The culture war raging in America today has its roots in… textbooks?
For Hill and others planning a reunion in South Charleston on Saturday, today’s clamor is the fruit from seeds they planted 35 years ago during what’s become known as the Kanawha County Textbook War.
“We were a sleeping giant in the ’70s,” Hill said. “If we’d had the Internet in the ’70s, things would have been different.”
Hill, who recently retired as pastor of a nondenominational church in Florida, was one of the leaders of a protest movement that sprouted in the summer of 1974 over a seemingly routine bit of business: new textbooks being adopted by the Kanawha County Board of Education.
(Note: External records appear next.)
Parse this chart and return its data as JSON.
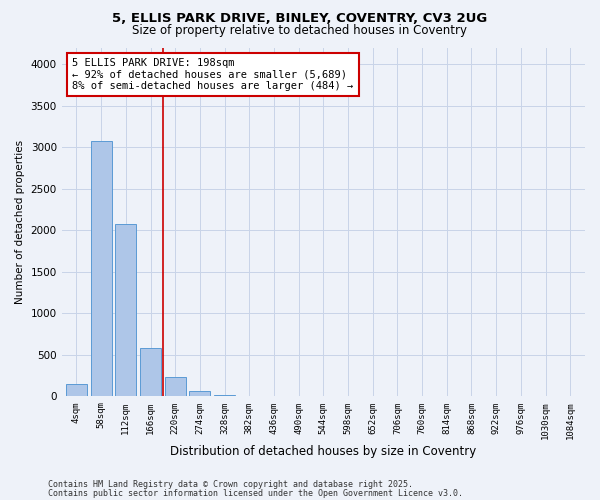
{
  "title_line1": "5, ELLIS PARK DRIVE, BINLEY, COVENTRY, CV3 2UG",
  "title_line2": "Size of property relative to detached houses in Coventry",
  "xlabel": "Distribution of detached houses by size in Coventry",
  "ylabel": "Number of detached properties",
  "bin_labels": [
    "4sqm",
    "58sqm",
    "112sqm",
    "166sqm",
    "220sqm",
    "274sqm",
    "328sqm",
    "382sqm",
    "436sqm",
    "490sqm",
    "544sqm",
    "598sqm",
    "652sqm",
    "706sqm",
    "760sqm",
    "814sqm",
    "868sqm",
    "922sqm",
    "976sqm",
    "1030sqm",
    "1084sqm"
  ],
  "bar_values": [
    150,
    3080,
    2080,
    580,
    230,
    70,
    20,
    5,
    2,
    0,
    0,
    0,
    0,
    0,
    0,
    0,
    0,
    0,
    0,
    0,
    0
  ],
  "bar_color": "#aec6e8",
  "bar_edge_color": "#5b9bd5",
  "property_line_x": 3.5,
  "annotation_text": "5 ELLIS PARK DRIVE: 198sqm\n← 92% of detached houses are smaller (5,689)\n8% of semi-detached houses are larger (484) →",
  "annotation_box_color": "#ffffff",
  "annotation_box_edge_color": "#cc0000",
  "vertical_line_color": "#cc0000",
  "ylim": [
    0,
    4200
  ],
  "yticks": [
    0,
    500,
    1000,
    1500,
    2000,
    2500,
    3000,
    3500,
    4000
  ],
  "footer_line1": "Contains HM Land Registry data © Crown copyright and database right 2025.",
  "footer_line2": "Contains public sector information licensed under the Open Government Licence v3.0.",
  "background_color": "#eef2f9",
  "plot_bg_color": "#eef2f9",
  "grid_color": "#c8d4e8"
}
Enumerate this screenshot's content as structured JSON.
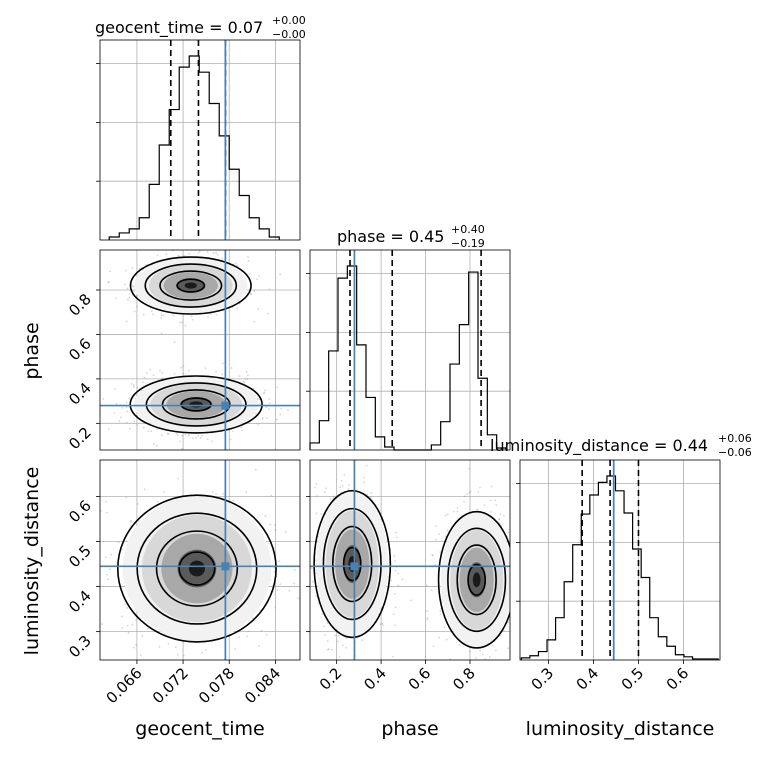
{
  "chart_data": {
    "type": "corner",
    "parameters": [
      "geocent_time",
      "phase",
      "luminosity_distance"
    ],
    "truths": {
      "geocent_time": 0.0775,
      "phase": 0.28,
      "luminosity_distance": 0.445
    },
    "ranges": {
      "geocent_time": [
        0.0612,
        0.0872
      ],
      "phase": [
        0.08,
        0.98
      ],
      "luminosity_distance": [
        0.237,
        0.681
      ]
    },
    "ticks": {
      "geocent_time": {
        "values": [
          0.066,
          0.072,
          0.078,
          0.084
        ],
        "labels": [
          "0.066",
          "0.072",
          "0.078",
          "0.084"
        ]
      },
      "phase": {
        "values": [
          0.2,
          0.4,
          0.6,
          0.8
        ],
        "labels": [
          "0.2",
          "0.4",
          "0.6",
          "0.8"
        ]
      },
      "luminosity_distance": {
        "values": [
          0.3,
          0.4,
          0.5,
          0.6
        ],
        "labels": [
          "0.3",
          "0.4",
          "0.5",
          "0.6"
        ]
      }
    },
    "titles": [
      {
        "param": "geocent_time",
        "text": "geocent_time = 0.07",
        "sup": "+0.00",
        "sub": "−0.00"
      },
      {
        "param": "phase",
        "text": "phase = 0.45",
        "sup": "+0.40",
        "sub": "−0.19"
      },
      {
        "param": "luminosity_distance",
        "text": "luminosity_distance = 0.44",
        "sup": "+0.06",
        "sub": "−0.06"
      }
    ],
    "quantiles": {
      "geocent_time": [
        0.0704,
        0.074,
        0.0775
      ],
      "phase": [
        0.26,
        0.45,
        0.85
      ],
      "luminosity_distance": [
        0.375,
        0.437,
        0.5
      ]
    },
    "histograms": {
      "geocent_time": {
        "edges": [
          0.0624,
          0.0637,
          0.065,
          0.0663,
          0.0676,
          0.0689,
          0.0702,
          0.0715,
          0.0728,
          0.0741,
          0.0754,
          0.0767,
          0.078,
          0.0793,
          0.0806,
          0.0819,
          0.0832,
          0.0845
        ],
        "counts": [
          3,
          7,
          11,
          22,
          55,
          94,
          129,
          171,
          182,
          166,
          135,
          103,
          70,
          44,
          22,
          11,
          3
        ]
      },
      "phase": {
        "edges": [
          0.08,
          0.122,
          0.164,
          0.206,
          0.248,
          0.29,
          0.332,
          0.374,
          0.416,
          0.458,
          0.5,
          0.542,
          0.584,
          0.626,
          0.668,
          0.71,
          0.752,
          0.794,
          0.836,
          0.878,
          0.92,
          0.962
        ],
        "counts": [
          7,
          29,
          98,
          170,
          182,
          104,
          52,
          13,
          3,
          0,
          0,
          0,
          0,
          5,
          28,
          85,
          124,
          176,
          71,
          15,
          2
        ]
      },
      "luminosity_distance": {
        "edges": [
          0.24,
          0.259,
          0.278,
          0.297,
          0.316,
          0.335,
          0.354,
          0.373,
          0.392,
          0.411,
          0.43,
          0.449,
          0.468,
          0.487,
          0.506,
          0.525,
          0.544,
          0.563,
          0.582,
          0.601,
          0.62,
          0.639,
          0.658,
          0.677
        ],
        "counts": [
          2,
          4,
          8,
          19,
          40,
          74,
          109,
          138,
          156,
          168,
          174,
          160,
          139,
          105,
          78,
          40,
          22,
          13,
          5,
          3,
          1,
          1,
          1
        ]
      }
    },
    "modes_2d": {
      "phase_vs_geocent_time": [
        {
          "x": 0.073,
          "y": 0.82,
          "sx": 0.0032,
          "sy": 0.055
        },
        {
          "x": 0.0737,
          "y": 0.285,
          "sx": 0.0035,
          "sy": 0.055
        }
      ],
      "luminosity_distance_vs_geocent_time": [
        {
          "x": 0.0738,
          "y": 0.44,
          "sx": 0.0042,
          "sy": 0.07
        }
      ],
      "luminosity_distance_vs_phase": [
        {
          "x": 0.27,
          "y": 0.45,
          "sx": 0.07,
          "sy": 0.07
        },
        {
          "x": 0.83,
          "y": 0.415,
          "sx": 0.07,
          "sy": 0.065
        }
      ]
    }
  }
}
Before it was over, schools had been bombed, coal mines had been idled by strikes and American politics got an early look at a strain of conservative populism that continues today. […]
The Rev. Jim Lewis was a young Episcopal priest with four children in public schools in 1974. After he spoke out in favor of the new textbooks, he became seen as a clerical counterpoint to the protesters. For a while, he and his family had round-the-clock police protection because of death threats he’d received.
One night, Lewis said, he checked into a hotel room with his family under an assumed name on the advice of police. He went out to buy doughnuts and ran into a reporter from a local newspaper who warned him to get back inside because textbook foes were looking for him.